An abdominal wall hernia is a defect (hole) that develops in the muscle and tissues of the abdominal wall, which allows abdominal contents such as the small intestine, colon, or fat to protrude through the defect.  Abdominal wall hernias can be congenital and present from birth, and these are often termed epigastric or ventral hernias.  Abdominal wall hernias can also result from a hole that develops at the site of a previous surgery, which are called incisional hernias.  The most common symptoms of an abdominal wall hernia are bulging, pressure, burning, and pain.  Factors that can cause a hernia to develop or worsen are weight gain, excessive straining, chronic coughing or sneezing, pregnancy, and heavy lifting.  While most abdominal wall hernias are not dangerous, they will never resolve without surgery and tend to worsen over time.  If left untreated, abdominal wall hernias can become incarcerated or strangulated — a term used for tissues or intestine that become trapped in the hernia with compromised blood flow as a result.  An incarcerated or strangulated abdominal wall hernia can be a life threatening condition that often requires emergency surgery.  To resolve patients' symptoms and prevent incarceration/strangulation, most surgeons recommend surgical repair for all healthy patients that have a symptomatic abdominal wall hernia.

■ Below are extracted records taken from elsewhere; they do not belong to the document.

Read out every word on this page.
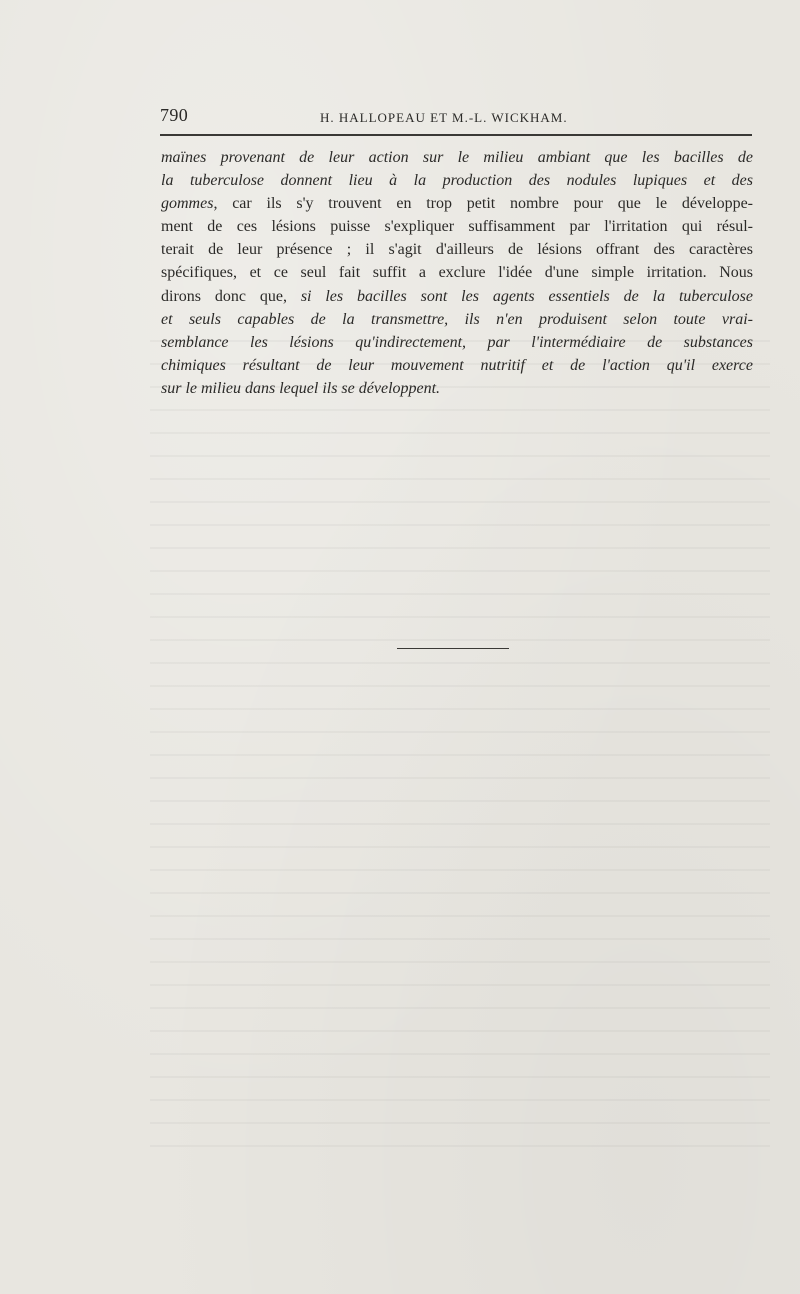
790	H. HALLOPEAU ET M.-L. WICKHAM.
maïnes provenant de leur action sur le milieu ambiant que les bacilles de
la tuberculose donnent lieu à la production des nodules lupiques et des
gommes, car ils s'y trouvent en trop petit nombre pour que le développe-
ment de ces lésions puisse s'expliquer suffisamment par l'irritation qui résul-
terait de leur présence ; il s'agit d'ailleurs de lésions offrant des caractères
spécifiques, et ce seul fait suffit a exclure l'idée d'une simple irritation. Nous
dirons donc que, si les bacilles sont les agents essentiels de la tuberculose
et seuls capables de la transmettre, ils n'en produisent selon toute vrai-
semblance les lésions qu'indirectement, par l'intermédiaire de substances
chimiques résultant de leur mouvement nutritif et de l'action qu'il exerce
sur le milieu dans lequel ils se développent.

How is an abdominal wall hernia repair performed?

Abdominal wall hernias have traditionally been repaired using an open technique by making a large incision on the patient's abdomen and using a piece of synthetic mesh placed beneath the defect to repair the hernia.  In the early 1990s, laparoscopic abdominal wall hernia repairs with mesh began to be commonly performed.  These repairs are performed using small abdominal incisions through which a small video camera and thin instruments are inserted. These instruments repair the abdominal wall hernia by placing mesh beneath the hernia defect.  Patients undergoing a laparoscopic abdominal wall hernia repair experience less pain and faster recovery times than patients undergoing an open abdominal wall hernia repair with mesh. Over the last decade, the benefits of robotic assisted surgery have been widely published, and the technology is now commonly used for general surgery cases, including abdominal wall hernia repairs.  A robotic assisted laparoscopic abdominal wall hernia repair is very similar to a standard laparoscopic abdominal wall hernia repair in terms of technology used. While the robot holds the thin instruments, the robot itself is always under complete control by the surgeon.  The advantages of a robotic assisted laparoscopic abdominal wall hernia repair over a standard laparoscopic abdominal wall hernia repair are the following: a three dimensional high definition view of the hernia and surrounding tissues, much more precise instruments that can rotate 360 degrees not just open and close, and the ability to place the mesh in a safer location to minimize complications and better secure the mesh in position. In addition, patients who undergo a robotic assisted laparoscopic abdominal wall hernia repair also experience a faster recovery, less pain after surgery, and require significantly less narcotic pain medication compared to those undergoing a standard laparoscopic abdominal wall hernia repair.  Dr. Mueller performs a high volume of robotic assisted laparoscopic abdominal wall hernia repairs at Northwestern Memorial Hospital and continues to observe excellent patient outcomes.